With so many pirated-label goods ranging from designer handbags, to clothing, to watches, to CDs, and DVDs, and to software, China is not a place where technology companies will want to let their guard down. While China has been able to ramp up production to fill mass market needs, it will now find that high-income markets are slow-growing and it will run into more competition with other developing economies that also have export-led growth models.

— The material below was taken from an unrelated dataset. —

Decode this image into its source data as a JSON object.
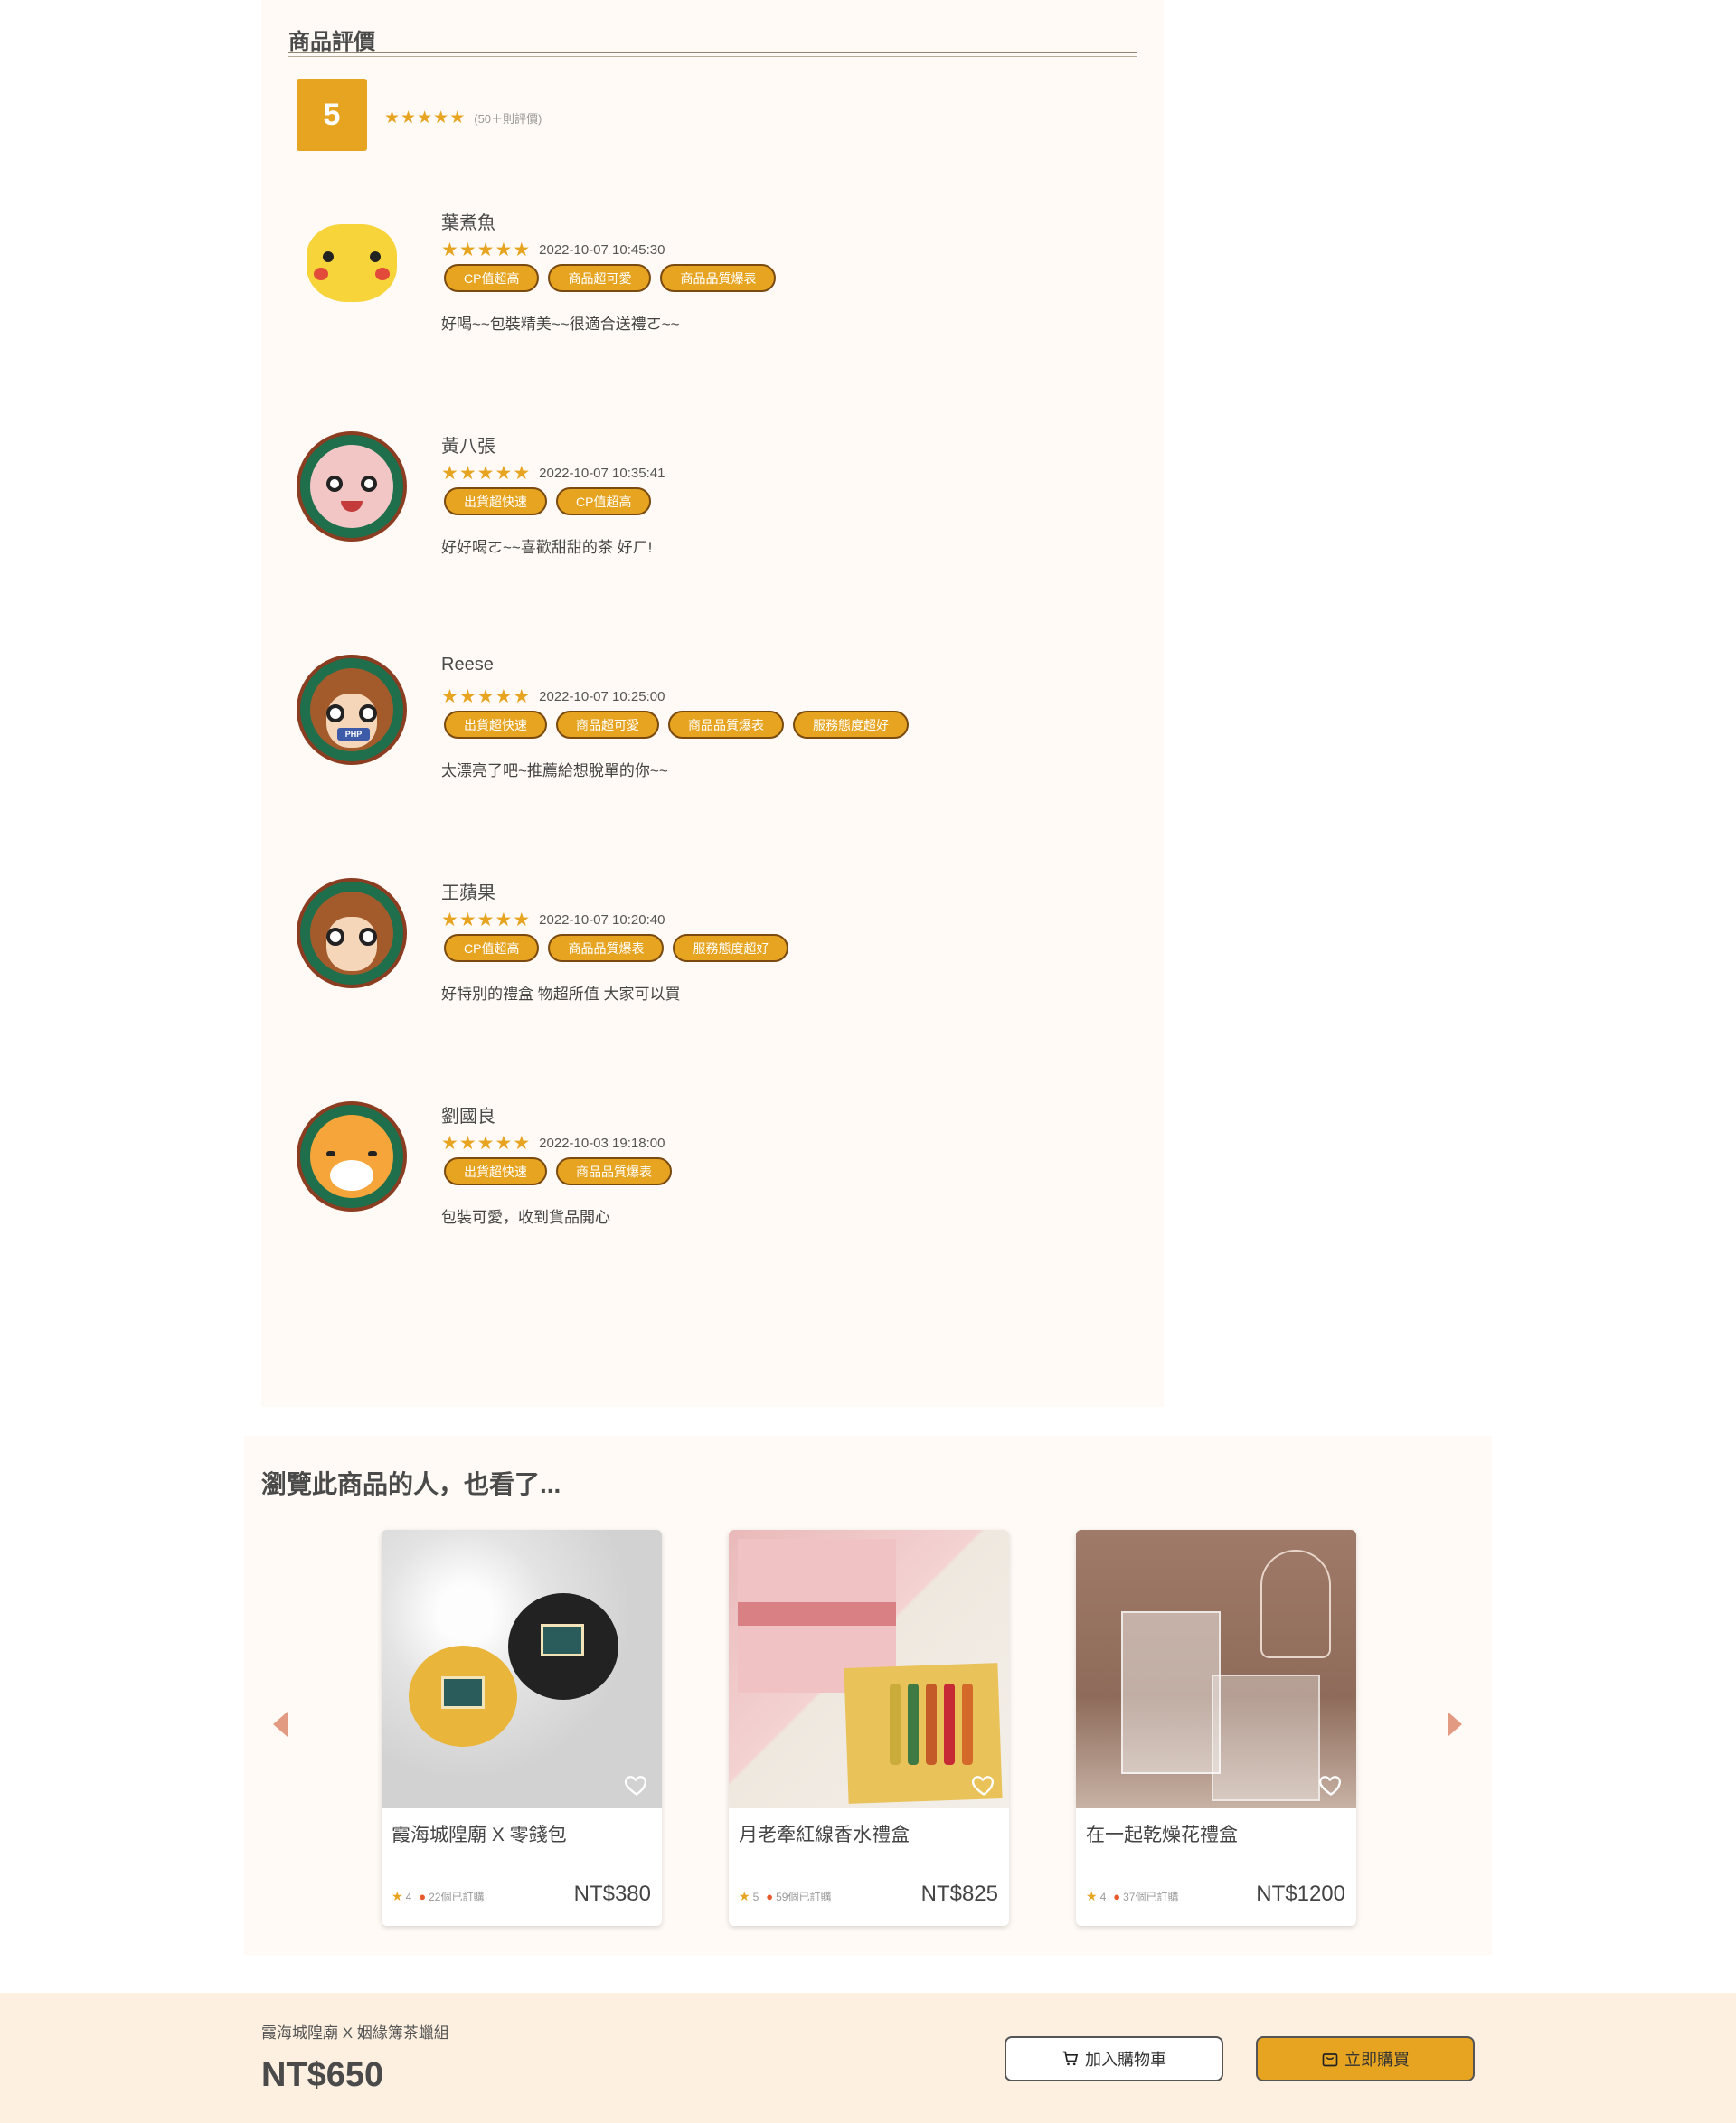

China - Not Alone In Its Dilemma
Oddly the bulk of the world's foreign exchange reserves are with developing countries! These are countries, like China, that could use the capital for other reasons but have instead chosen to accumulate what are largely dollar balances to keep the dollar strong and their currency weak to effect export penetration.
China's Pent Up Demand
But China's worries are not as easily solved as letting the yuan ride up and aiming at the domestic market. What may be even worse is that because China has developed a wealthy-class and middle-class of some size and has not offered freedoms in step, many Chinese want to move themselves and their wealth out of the country. Dropping exchange controls might not simply cause the yuan to float up; it might plunge as wealthy Chinese sell yuan assets to build wealth outside the country.
Halcyon Days Over Already?
China over-accumulated foreign exchange reserves and began to switch to building up a sovereign wealth fund to supplant it. China saw the competition for resources heating up and knew it was deficient. Its lack of key natural resources would limit it, so it has tried to use its sovereign wealth fund to accumulate minerals. China's recent move to limit exports of rare earth, a scarce ingredient in battery-making that China has in abundance, may signal more rivalry and a sharper-elbowed future with a country that is beginning to be hemmed in by its own past success. China needs growth for political stability. It already has looming demographic problems. Its lack of resources has already motivated it to try to muscle in to gain more. China, as I said, is entering a new phase. It won't be nearly as much fun for any of us.
Disclosure: I have no positions in any stocks mentioned, and no plans to initiate any positions within the next 72 hours.